A complete metric on $\mathbb{R}^2 \setminus \{p_1, p_2\}$ with zero curvature

Question

For two distinct arbitrary points $p_1, p_2 \in \mathbb{R}^2$, is there a complete flat Riemannian metric on $\mathbb{R}^2 \setminus \{p_1, p_2\}$?

Answer 1

No. Set $M = \mathbb{R}^2 \setminus \{ p_1, p_2 \}$, let $g$ be a complete flat metric on $M$ and choose some $q \in M$. The results leading to the Cartan-Hadamard theorem tell you that $\exp_q \colon T_q M \rightarrow M$ is a local diffeomorphism and a covering map (see Do Carmo, pages 149-150). Thus we can pull back $g$ from $M$ to $T_q M$ and make the map $\exp_q$ a local isometry. Since the pullback metric on $T_q M$ is also complete and flat and $T_q M \approx \mathbb{R}^2$, we have that $(T_q M, \exp_q^{*}(g))$ is isometric to $\mathbb{R}^2$ with the standard flat metric.

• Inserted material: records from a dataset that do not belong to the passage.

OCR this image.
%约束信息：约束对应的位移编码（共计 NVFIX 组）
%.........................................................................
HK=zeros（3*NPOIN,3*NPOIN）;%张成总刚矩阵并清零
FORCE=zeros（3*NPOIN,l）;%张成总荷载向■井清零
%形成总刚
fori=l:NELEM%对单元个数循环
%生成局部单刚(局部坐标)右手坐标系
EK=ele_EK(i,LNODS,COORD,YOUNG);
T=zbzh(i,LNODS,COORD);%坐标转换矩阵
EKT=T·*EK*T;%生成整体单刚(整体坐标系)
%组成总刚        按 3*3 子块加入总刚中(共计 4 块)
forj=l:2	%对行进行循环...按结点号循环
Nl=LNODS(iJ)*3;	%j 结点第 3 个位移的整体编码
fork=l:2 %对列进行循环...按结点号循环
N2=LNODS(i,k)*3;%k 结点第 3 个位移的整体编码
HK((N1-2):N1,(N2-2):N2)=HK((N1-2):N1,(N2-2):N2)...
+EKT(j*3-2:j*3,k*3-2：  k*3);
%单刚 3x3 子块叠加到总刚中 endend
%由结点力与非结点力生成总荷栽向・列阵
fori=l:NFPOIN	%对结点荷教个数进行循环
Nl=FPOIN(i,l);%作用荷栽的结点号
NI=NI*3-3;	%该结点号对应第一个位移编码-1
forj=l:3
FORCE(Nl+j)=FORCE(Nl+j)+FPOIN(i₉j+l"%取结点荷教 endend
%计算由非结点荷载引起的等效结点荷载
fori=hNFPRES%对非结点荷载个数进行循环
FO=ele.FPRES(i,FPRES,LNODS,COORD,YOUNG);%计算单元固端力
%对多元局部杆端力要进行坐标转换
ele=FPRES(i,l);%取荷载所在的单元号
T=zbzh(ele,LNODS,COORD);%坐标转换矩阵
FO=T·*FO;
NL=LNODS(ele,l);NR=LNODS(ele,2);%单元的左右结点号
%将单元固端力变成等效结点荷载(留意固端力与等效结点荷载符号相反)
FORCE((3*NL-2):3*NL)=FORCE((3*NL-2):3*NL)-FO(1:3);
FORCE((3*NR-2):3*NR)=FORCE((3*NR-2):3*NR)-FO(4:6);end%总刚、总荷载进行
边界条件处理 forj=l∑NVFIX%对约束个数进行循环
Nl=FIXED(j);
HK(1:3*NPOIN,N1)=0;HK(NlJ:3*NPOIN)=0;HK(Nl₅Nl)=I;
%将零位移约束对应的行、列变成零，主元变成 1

This implies that $M$ is a quotient of $\mathbb{R}^2$ by a subgroup of the group of isometries of $\mathbb{R}^2$ which acts totally discontinuously on $\mathbb{R}^2$. All such possible groups have been classified explicitly and result in quotients which are cylinders, infinite Mobious strips, tori or Klein bottles so we have a contradiction.